Hey there, my name is Tracey. I’m the editor-in-chief here at Rural Sprout.

Many of our readers already know me from our popular Sunday newsletters. (You are signed up for our newsletters, right?) Each Sunday, I send a friendly missive from my neck of the woods in Pennsylvania. It’s a bit like sitting on the front porch with a friend, discussing our gardens over a cup of tea.

Originally from upstate NY, I’m now an honorary Pennsylvanian, having lived here for the past 18 years.

I grew up spending weekends on my dad’s off-the-grid homestead, where I spent much of my childhood roaming the woods and getting my hands dirty.

I learned how to do things most little kids haven’t done in over a century.

Whether it was pressing apples in the fall for homemade cider, trudging through the early spring snows of upstate NY to tap trees for maple syrup, or canning everything that grew in the garden in the summer - there were always new adventures with each season.
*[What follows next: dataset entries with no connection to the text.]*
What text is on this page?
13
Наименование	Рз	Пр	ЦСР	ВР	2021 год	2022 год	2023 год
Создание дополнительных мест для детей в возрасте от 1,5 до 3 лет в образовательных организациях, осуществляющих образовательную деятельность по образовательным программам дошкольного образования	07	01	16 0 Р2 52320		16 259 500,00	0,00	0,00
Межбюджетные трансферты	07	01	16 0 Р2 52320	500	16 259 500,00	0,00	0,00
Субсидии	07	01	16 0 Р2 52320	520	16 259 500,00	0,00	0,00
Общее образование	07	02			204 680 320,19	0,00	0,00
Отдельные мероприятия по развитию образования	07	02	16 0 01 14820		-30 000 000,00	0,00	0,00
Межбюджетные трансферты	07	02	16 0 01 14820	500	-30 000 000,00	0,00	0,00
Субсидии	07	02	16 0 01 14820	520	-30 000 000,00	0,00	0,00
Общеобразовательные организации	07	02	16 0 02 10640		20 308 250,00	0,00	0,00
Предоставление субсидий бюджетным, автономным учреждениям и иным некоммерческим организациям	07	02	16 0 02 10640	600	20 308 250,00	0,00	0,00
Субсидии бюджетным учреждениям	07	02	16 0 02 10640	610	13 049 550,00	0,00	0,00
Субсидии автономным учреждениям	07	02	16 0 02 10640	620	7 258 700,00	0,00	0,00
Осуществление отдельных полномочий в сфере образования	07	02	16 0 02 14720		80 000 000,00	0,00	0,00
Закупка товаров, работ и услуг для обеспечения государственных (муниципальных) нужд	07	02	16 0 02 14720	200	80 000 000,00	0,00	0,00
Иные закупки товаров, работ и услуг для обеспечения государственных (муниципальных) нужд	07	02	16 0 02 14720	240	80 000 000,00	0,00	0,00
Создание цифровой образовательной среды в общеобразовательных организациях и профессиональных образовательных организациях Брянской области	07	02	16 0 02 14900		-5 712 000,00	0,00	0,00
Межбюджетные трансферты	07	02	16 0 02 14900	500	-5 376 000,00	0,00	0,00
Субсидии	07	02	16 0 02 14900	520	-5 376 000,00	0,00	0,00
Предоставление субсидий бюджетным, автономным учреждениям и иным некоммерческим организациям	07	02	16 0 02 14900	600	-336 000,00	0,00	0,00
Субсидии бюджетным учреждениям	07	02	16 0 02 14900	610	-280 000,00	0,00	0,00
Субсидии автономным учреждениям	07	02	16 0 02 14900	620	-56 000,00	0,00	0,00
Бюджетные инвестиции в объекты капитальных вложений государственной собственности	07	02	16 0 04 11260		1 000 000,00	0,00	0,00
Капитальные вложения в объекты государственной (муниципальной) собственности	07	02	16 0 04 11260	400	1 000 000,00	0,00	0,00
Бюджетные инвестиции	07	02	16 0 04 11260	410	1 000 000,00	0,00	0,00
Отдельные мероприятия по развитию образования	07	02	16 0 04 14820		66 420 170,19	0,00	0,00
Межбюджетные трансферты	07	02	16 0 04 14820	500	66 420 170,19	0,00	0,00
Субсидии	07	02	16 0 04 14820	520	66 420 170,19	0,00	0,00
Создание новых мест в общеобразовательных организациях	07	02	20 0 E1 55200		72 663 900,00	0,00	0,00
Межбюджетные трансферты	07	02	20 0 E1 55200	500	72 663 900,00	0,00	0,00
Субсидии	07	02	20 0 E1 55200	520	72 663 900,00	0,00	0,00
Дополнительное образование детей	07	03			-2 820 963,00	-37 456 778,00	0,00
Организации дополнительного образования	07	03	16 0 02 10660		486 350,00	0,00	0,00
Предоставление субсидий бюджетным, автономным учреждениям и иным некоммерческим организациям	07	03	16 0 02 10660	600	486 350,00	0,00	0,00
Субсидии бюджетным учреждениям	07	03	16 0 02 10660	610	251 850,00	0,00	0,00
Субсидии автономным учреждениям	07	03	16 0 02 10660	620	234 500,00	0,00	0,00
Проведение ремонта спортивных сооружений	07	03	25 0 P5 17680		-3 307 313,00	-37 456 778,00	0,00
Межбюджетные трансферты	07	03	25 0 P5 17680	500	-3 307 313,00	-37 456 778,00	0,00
As an adult, I continue to draw on the skills I learned as a kid. I love my Wi-Fi and knowing pizza is only a phone call away. And I’m okay with never revisiting the adventure that is using an outhouse in the middle of January.

These days, I tend to be almost a homesteader.

I take an eclectic approach to homesteading, utilizing modern convenience where I want and choosing the rustic ways of my childhood as they suit me.

I’m a firm believer in self-sufficiency, no matter where you live, and the power and pride that comes from doing something for yourself.

I’ve always had a garden, even when the only space available was the roof of my apartment building. I’ve been knitting since age seven, and I spin and dye my own wool as well. If you can ferment it, it’s probably in my pantry or on my kitchen counter. And I can’t go more than a few days without a trip into the woods looking for mushrooms, edible plants, or the sound of the wind in the trees.